10 weeks at 1200 calories and not much weight loss

I've been good. I consistently eat my 1200 calories, no more and rarely less. I exercise HARD 4 times per week for at least an hour...and little to show for it. In 10 weeks I've lost 6 pounds. On previous diets I've lost that in a week. My thyroid is normal, my blood sugars are normal, and my diet is healthy....so why??? This is discouraging. And unfair. MFP telling me my weight in 5 weeks only makes it worse, because it's never even close. I'm 52 yrs old with 30 pounds to lose, 5"9".

Replies

  • Ascolti_la_musica
    Ascolti_la_musica Posts: 676 Member
    Your diet is not healthy.

    1200 calories is what you need if you lay in bed all day, and are short.

    If you exercise "HARD," you need to fuel that exercise, or you burn lean mass instead of fat.

    I joined in late January. I've been at this for a month and a half to two months, and have lost 12 pounds by exercising three days a week and eating 1700-2000 calories on the days that I exercise.

    Give yourself more protein, a few extra calories on the days you exercise, and you will see better results.
  • Hello! My guess is you aren't eating enough. 1200 calories is the bare minimum you should be eating, and if you are working out HARD 4 times a week, then you need extra calories. I would say increase it by 200 a day and see what happens. Your post doesn't say what you weigh, but since you are looking to lose 30 lbs, I'll assume you are around 165-170. To lose 30 pounds you would want to consume about 1700 cals a day to achieve that, and that takes into consideration your activity level. Who told you 1200 calories? That is bare minimum for survival without your body turning on itself. I'd say reevaluate...I would be shocked if you didn't lose by bumping up your food intake. I'm a big girl and if I don't eat enough I don't lose either. Good luck to you!
  • Lupercalia
    Lupercalia Posts: 1,857 Member
    You need to eat, most likely. And possibly not exercise HARD 4 x per week. Not sure what HARD means to you, or what your exercise consists of, but if it's balls to the walls cardio, that might be raising your cortisol levels and causing you to hang on to fat. Chill out a little perhaps...and eat more.

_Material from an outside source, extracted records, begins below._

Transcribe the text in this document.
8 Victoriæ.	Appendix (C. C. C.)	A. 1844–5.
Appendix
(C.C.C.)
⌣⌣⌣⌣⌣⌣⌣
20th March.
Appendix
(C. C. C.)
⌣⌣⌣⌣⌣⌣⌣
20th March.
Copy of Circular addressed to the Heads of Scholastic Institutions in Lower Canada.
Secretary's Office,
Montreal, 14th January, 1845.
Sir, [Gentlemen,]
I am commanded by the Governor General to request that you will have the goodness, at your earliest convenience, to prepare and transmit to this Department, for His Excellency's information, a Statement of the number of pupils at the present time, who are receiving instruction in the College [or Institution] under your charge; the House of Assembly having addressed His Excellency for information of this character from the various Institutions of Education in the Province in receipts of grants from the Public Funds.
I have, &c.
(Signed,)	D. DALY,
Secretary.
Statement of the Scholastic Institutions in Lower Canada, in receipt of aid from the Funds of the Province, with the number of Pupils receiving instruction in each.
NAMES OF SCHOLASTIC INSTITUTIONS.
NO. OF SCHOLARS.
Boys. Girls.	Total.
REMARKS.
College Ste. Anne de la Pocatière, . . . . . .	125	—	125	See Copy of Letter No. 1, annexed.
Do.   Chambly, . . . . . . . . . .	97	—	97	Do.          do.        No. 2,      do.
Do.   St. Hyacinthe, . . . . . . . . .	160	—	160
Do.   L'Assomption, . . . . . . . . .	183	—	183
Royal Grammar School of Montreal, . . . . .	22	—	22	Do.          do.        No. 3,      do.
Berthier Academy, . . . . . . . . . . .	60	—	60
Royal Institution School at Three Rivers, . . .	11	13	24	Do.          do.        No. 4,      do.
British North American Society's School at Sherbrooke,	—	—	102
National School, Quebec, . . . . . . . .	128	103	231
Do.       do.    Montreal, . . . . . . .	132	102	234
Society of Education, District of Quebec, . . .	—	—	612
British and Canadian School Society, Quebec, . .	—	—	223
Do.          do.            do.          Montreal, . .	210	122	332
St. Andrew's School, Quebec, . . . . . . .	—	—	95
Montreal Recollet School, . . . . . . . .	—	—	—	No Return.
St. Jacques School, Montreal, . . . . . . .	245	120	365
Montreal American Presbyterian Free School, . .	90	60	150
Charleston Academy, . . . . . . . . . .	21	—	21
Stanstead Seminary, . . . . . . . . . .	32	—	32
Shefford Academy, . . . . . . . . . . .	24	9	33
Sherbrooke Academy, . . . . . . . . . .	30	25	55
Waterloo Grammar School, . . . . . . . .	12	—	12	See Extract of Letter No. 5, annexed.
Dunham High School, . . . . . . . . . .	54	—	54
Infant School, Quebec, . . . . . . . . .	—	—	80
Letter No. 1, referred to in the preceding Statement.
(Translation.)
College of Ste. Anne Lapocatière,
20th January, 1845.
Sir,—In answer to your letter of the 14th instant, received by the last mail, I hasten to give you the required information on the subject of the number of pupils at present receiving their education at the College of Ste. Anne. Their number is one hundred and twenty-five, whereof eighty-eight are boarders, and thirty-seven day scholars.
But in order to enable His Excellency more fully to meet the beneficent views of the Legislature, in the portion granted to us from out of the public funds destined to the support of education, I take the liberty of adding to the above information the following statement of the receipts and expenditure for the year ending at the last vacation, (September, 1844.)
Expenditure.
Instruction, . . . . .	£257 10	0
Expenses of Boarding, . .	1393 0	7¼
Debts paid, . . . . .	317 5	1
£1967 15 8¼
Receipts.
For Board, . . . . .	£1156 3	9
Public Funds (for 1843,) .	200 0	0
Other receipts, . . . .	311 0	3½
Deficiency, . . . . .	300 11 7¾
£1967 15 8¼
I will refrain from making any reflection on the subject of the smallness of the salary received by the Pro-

    This may be of some help in determining the appropriate number of calories to eat per day:

    http://www.myfitnesspal.com/topics/show/912920-in-place-of-a-road-map-3-2013
  • linski24
    linski24 Posts: 155 Member
    Have a look at the thread " eat more to weigh less" iv been eating more for a while and lst 4lb since jan 1st and an inch off my waist .! Iv increased my eating to 1750 cals now too x
  • lisa0527
    lisa0527 Posts: 49 Member
    Well I certainly like the advice to eat more...and definitely do on exercise days. The 1200 calories is the MFP recommended amount for 1 1/2 pounds/week weight loss, or 1450 calories per day for 1 pound/week. Could maybe use more protein, less fruit. But already getting a bit higher percentage of protein than recommended by MFP. And on days when I creep up towards 1500 calories I gain weight...like 1 1/2 pounds in a day! Which I know must be water...but still pretty discouraging.
  • lisa0527
    lisa0527 Posts: 49 Member
    This weight loss thing is a funny business indeed! Took your advice, skipped a workout and ate about 1600 net calories versus the 1100 to 1200 calories I'd been eating...and lost 1 1/2 pounds in 2 days! After a week plateaued at low cal/high exercise. Go figure.
  • themedalist
    themedalist Posts: 3,218 Member
    For most people, 1200 calories is not enough. I'm concerned about the interpretation that MFP is "recommending" 1200 calories. That's certainly how many people interpret it, But I don't think that's the case. MFP can't really make customized recommendations to each and every person so it uses a default value of 1200 calories that seems to be the minimum calorie level dietitians feel is necessary to get adequate nutrition.

    It really pays to find the "sweet spot" where you are losing weight at a decent clip and still taking in enough calories to do everything you want and need to do with plenty of energy. I started at 1200 calories and lost a pound a week. But I was hungry all the time and didn't have my usual energy. So I increased my calories to 1600 per day. I consistently lost 1.5 pounds a week and am now at my GW. I have never looked back!